The Five Dumbest Things on Wall Street This Week

The Five Dumbest Things on Wall Street This Week

 

4. Actually, We're Planning to Vote for 'Nun of the Above'

Speaking of nominations, Jonathan Lebed -- the overachiever who in 2000 became the first minor ever charged with securities fraud -- is back in the news.

Lebed, who paid $285,000 to settle allegations of stock manipulation, is running for public office in his hometown of Cedar Grove, N.J., reports Reuters. The 18-year-old wants to be on the five-member town council. The election is May 13.

Wow. That impresses us. See, the usual pattern is to be in politics first, then get involved with crooked stock deals. By reversing the order, Lebed once again demonstrates what a visionary he is.

5. Part of the World Puts Its Stock In Us, Anyway

But back to the NYSE's sage decisions -- this time, the NYSE's revocation, disclosed this week, of al-Jazeera's permission to broadcast live from the floor of the exchange.

Al-Jazeera, of course, is the Qatar-based Arabic-language satellite TV news channel -- the CNN of the Muslim Middle East, if you will -- which over the weekend incurred the wrath of Defense Secretary Donald Rumsfeld, among others, for broadcasting footage of U.S. solders killed in Iraq, as well as American prisoners of war held by Iraqis.

The official word from the NYSE is that al-Jazeera's exile has nothing to do with the Iraq broadcast. Rather, the exchange, faced with limited broadcasting facilities, decided to weed out media "that are not primarily focused on finance and business."

Of course, the only sentient humanoids who believe that are the same ones who think CEOs regularly resign to spend quality time with the kids.

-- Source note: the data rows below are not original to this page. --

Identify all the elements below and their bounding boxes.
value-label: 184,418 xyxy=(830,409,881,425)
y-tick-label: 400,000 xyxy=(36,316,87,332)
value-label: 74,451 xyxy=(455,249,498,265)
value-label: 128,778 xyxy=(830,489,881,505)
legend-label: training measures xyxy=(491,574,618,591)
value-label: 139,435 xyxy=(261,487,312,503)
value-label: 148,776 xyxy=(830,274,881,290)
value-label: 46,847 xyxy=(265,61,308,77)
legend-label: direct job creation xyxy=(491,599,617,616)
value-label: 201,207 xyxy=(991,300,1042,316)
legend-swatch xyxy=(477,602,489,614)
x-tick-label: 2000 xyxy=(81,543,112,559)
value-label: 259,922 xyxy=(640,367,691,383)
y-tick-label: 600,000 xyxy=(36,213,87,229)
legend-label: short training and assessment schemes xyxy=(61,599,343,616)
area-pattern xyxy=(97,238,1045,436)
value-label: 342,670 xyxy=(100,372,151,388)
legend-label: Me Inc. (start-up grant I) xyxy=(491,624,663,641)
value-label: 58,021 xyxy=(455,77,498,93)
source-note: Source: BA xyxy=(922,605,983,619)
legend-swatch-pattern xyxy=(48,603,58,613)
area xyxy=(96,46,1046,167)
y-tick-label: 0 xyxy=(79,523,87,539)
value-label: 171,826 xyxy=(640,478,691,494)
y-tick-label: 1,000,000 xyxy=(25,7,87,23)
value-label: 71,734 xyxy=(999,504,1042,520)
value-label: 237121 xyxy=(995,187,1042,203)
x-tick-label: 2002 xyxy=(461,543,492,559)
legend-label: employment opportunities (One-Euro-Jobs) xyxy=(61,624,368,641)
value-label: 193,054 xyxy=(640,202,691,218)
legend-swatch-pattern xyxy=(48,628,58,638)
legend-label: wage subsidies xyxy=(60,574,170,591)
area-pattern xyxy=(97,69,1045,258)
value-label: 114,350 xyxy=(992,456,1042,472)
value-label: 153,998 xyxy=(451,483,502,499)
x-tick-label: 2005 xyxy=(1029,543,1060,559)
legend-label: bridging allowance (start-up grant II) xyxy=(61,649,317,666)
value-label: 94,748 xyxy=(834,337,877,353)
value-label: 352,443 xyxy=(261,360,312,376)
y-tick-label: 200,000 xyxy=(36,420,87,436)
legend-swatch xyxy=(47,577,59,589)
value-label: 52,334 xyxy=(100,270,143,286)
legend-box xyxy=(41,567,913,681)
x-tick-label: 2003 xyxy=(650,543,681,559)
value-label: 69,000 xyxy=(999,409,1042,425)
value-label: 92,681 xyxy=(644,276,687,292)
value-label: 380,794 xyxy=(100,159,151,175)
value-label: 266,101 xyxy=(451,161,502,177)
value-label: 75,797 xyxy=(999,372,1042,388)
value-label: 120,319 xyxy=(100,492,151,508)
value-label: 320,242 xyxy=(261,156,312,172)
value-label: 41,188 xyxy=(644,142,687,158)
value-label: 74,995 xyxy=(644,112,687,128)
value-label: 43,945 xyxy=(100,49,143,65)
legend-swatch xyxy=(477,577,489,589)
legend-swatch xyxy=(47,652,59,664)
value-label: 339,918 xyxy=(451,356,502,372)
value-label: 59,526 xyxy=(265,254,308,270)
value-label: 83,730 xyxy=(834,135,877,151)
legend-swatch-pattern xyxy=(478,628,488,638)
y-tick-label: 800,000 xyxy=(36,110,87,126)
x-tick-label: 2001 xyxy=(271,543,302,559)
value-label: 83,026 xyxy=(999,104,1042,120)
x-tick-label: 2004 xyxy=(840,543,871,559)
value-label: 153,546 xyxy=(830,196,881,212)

Anyway, it's a Dumb idea. Al-Jazeera is an equal-opportunity offender, one that the West has praised as a scrappy, independent voice -- just the way we like our media.

But now, the NYSE -- the public face of the U.S. capital markets -- has quickly persuaded al-Jazeera's audience that the NYSE is just as much of a free press fan as the governments of Jordan, Kuwait, Algeria, Saudi Arabia, Bahrain and the Palestinians -- all of which have shut down bureaus of al-Jazeera's or otherwise hassled the channel in reaction to particular programming they've found offensive.

Yes, we are aware of the grief and anguish caused by the grisly closeups of soldiers' corpses, and by the mean-spirited POW interviews. (Al-Jazeera pulled its footage following a request by the U.S. government.) But such grief and anguish was inevitable, given the number of U.S. media outlets that subsequently transmitted plentiful stills, snippets, descriptions of and background information for the same footage.

And -- as Al-Jazeera's Washington correspondent reminded CNN's Aaron Brown earlier this week -- U.S. broadcasters have shown questionable taste, too. Ten years ago, CNN ran stomach-churning video of a dead American soldier dragged through the streets of Somalia. CNN, last we checked, was still broadcasting live from the floor of the NYSE.

Sadly enough, from an international relations standpoint, the NYSE's decision comes the same week that the unfettered American press is reporting on moneymaking opportunities for U.S. companies in a postwar Iraq -- the oil field cleanup contract won by Halliburton (HAL), Vice President Cheney's former domain, for example, and the flag-draped efforts of Rep. Darrell Issa, R., Calif., to win cell-phone business for Qualcomm (QCOM).

In this context, the NYSE's edict seems part of a crude plot to portray U.S. capitalists as another set of Middle Eastern potentates. The profit urge of American commerce recognizes no international boundaries, in this scenario. But to Wall Street, press freedom is a restricted export.